I regret that the Noble Lord should have thought proper to repeat this question, which he addressed to me the day before yesterday as a supplementary, and to which I hoped I had suitably replied, and that he should think that my hon. Friend the Member for Chelsea (Sir S. Hoare) would consent to preside over a Committee which was debarred by sectarian considerations from giving relief to the victims of persecution and outrage. The reply to the first part of the question is in the affirmative, and the hon. Member for Chelsea informs me that relief is awarded to properly qualified Catholics in exactly the same manner as to Protestants. The members are: Protestants 152, Catholics 143, and 88 whose religion was not stated. I hope the Noble Lord will see fit to express regret for the imputation into which he has been led.
I assure my right hon. Friend I should not have put the question if he had the civility to reply to it the other day. It contains no imputation against the hon. Member for Chelsea; in fact it was at his request I put it down.
The Noble Lord must not interrupt. He is entitled to put down the question, but this is a question which might easily have two meanings, and I think the Colonial Secretary was perfectly justified, the question having been put, in giving an emphatic disclaimer, which is what the Noble Lord really desired.
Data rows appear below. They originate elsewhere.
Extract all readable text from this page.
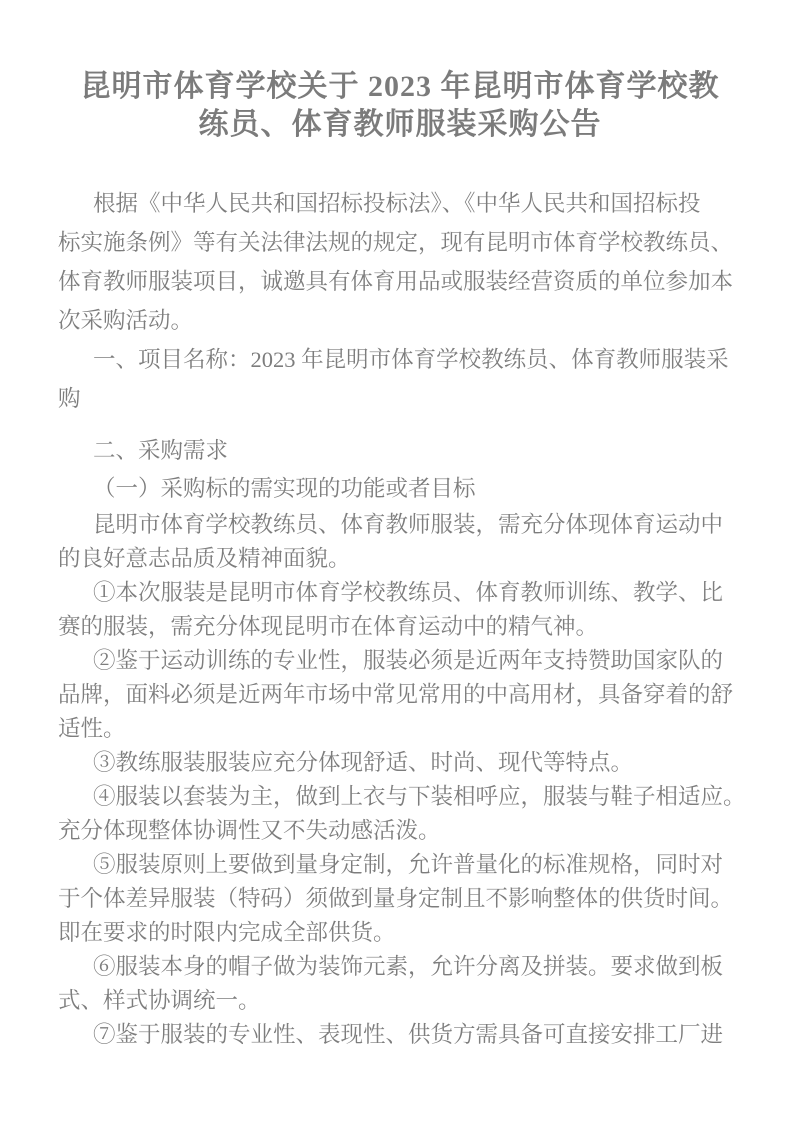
昆明市体育学校关于 2023 年昆明市体育学校教
练员、体育教师服装采购公告
根据《中华人民共和国招标投标法》、《中华人民共和国招标投
标实施条例》等有关法律法规的规定，现有昆明市体育学校教练员、
体育教师服装项目，诚邀具有体育用品或服装经营资质的单位参加本
次采购活动。
一、项目名称：2023 年昆明市体育学校教练员、体育教师服装采
购
二、采购需求
（一）采购标的需实现的功能或者目标
昆明市体育学校教练员、体育教师服装，需充分体现体育运动中
的良好意志品质及精神面貌。
①本次服装是昆明市体育学校教练员、体育教师训练、教学、比
赛的服装，需充分体现昆明市在体育运动中的精气神。
②鉴于运动训练的专业性，服装必须是近两年支持赞助国家队的
品牌，面料必须是近两年市场中常见常用的中高用材，具备穿着的舒
适性。
③教练服装服装应充分体现舒适、时尚、现代等特点。
④服装以套装为主，做到上衣与下装相呼应，服装与鞋子相适应。
充分体现整体协调性又不失动感活泼。
⑤服装原则上要做到量身定制，允许普量化的标准规格，同时对
于个体差异服装（特码）须做到量身定制且不影响整体的供货时间。
即在要求的时限内完成全部供货。
⑥服装本身的帽子做为装饰元素，允许分离及拼装。要求做到板
式、样式协调统一。
⑦鉴于服装的专业性、表现性、供货方需具备可直接安排工厂进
Is the right hon. Gentleman aware there is a misapprehension upon this point? I, as Chairman of this Committee, was very anxious the Noble Lord should put down this question, in order that there should be no misunderstanding at all, as to there being any distinction made between Roman Catholics and Protestants.
I was, of course, ignorant of the arrangement between the Noble Lord and the hon. Member for Chelsea (Sir S. Hoare), but, as a matter of personal explanation, I took great exception to the suggestion that I, as the Minister responsible, or His Majesty's Government in general, would endeavour to draw a distinction on the grounds of religious belief, between persons who were entitled to assistance in distress. I did regard that as a wounding and offensive suggestion—
—which was also an absurd suggestion, and I am very much surprised that after the whole basis of that suggestion has been cut away, we do not get a more courteous response.
It is quite clear there has been a complete misunderstanding as to the purport of the Noble Lord's question. The Noble Lord was perfectly justified in putting the question down.